Darcy O’Brien
Anne Gibson at NZ Herald reports:
If you’ve ever visited Cape Reinga, the Bay of Islands or even the islands of the Hauraki Gulf, you have a lot to thank Darcy O’Brien for. Anne Gibson meets the quiet public servant who bought large chunks of these precious coastal areas for the public good.
For many decades, much of the coast and so many parks and islands around Northland and the Auckland region have been available to camp on, walk around, land on from boats, photograph and generally adore. That access is something we think we always had. It seems right, it makes our lives better and we are happier for it. Maybe we even take it for granted because these areas have been our playground for so long.

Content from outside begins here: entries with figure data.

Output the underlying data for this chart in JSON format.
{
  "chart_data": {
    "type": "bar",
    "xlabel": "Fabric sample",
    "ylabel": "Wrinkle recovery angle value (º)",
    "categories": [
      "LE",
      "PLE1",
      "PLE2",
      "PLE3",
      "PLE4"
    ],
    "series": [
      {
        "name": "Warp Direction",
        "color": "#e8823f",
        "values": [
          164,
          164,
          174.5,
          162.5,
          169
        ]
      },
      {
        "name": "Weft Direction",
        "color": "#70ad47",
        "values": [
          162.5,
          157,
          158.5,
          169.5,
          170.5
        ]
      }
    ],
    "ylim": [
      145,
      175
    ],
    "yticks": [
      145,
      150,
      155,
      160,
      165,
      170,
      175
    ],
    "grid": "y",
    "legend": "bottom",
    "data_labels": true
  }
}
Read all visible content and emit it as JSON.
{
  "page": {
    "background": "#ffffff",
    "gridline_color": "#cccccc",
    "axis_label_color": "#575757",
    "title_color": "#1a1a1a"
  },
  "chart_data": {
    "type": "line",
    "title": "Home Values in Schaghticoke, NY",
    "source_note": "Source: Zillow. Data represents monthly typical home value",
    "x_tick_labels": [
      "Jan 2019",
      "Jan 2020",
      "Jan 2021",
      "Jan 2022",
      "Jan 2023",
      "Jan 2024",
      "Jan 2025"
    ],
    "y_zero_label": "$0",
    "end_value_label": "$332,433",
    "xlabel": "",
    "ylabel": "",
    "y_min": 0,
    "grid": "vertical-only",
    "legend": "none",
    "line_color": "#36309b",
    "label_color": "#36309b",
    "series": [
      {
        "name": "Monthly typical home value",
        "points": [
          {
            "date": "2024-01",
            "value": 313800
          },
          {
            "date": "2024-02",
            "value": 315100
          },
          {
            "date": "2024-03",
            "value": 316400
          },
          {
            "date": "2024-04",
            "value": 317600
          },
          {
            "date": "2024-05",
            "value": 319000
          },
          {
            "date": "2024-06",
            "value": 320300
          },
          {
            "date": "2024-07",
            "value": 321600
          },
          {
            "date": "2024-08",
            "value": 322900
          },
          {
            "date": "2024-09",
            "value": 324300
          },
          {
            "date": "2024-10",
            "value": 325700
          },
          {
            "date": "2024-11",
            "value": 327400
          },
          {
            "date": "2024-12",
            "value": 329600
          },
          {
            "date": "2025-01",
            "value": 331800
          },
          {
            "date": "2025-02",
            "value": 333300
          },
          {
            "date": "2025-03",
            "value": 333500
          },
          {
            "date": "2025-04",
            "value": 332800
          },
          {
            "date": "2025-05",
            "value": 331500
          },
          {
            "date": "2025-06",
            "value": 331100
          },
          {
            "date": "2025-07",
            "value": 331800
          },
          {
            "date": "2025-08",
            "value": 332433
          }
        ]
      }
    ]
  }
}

But were it not for one man, it could well have been otherwise. The Northland and Auckland land may well have been the preserve of the rich, locked away from our eyes forever.
Darcy O’Brien is a quietly spoken unassuming gentleman who will only agree to tell us his extraordinary tale to honour others, never himself.
It is a story so strange, it beggars belief that it was ever forgotten.
“I’ll agree to it, for the sake of all New Zealanders and the belief in the public ownership of the conservation estate,” says the 95-year-old over afternoon tea at his Belmont, North Shore home of a request for an interview. …
Mr J.D. O’Brien – as he was known in the media at the time – was assistant Auckland commissioner of Crown lands in 1957 and, a decade later, Auckland commissioner of Crown lands, a title he held until he retired in 1976. He was at the centre of at least 40 separate purchases which gave the northern area its most precious northern conservation estate of well over 5000ha.
No other New Zealander has ever come close to achieving so much in this field, as with the support of successive governments and ministers of lands and survey, he created some of New Zealand’s biggest reserves, public land now in the Department of Conservation’s (DoC) hands.
What a great unknown story.
“Our man in the land grab” said the Herald on May 18, 1974, on his retirement and role with what was then the Department of Lands and Survey. It summed up just some of his accomplishments: creating the 9300ha Hauraki Gulf Maritime Park and becoming the park board’s inaugural chairman; purchasing Red Head Island, Urupukapuka Island, and Moturua Islands in the Bay of Islands; and buying Motukawanui Island, the largest in the Cavallis, for just $150,000.
Hauraki Gulf is iconic. Those of us who enjoy it, owe Darcy a vote of thanks.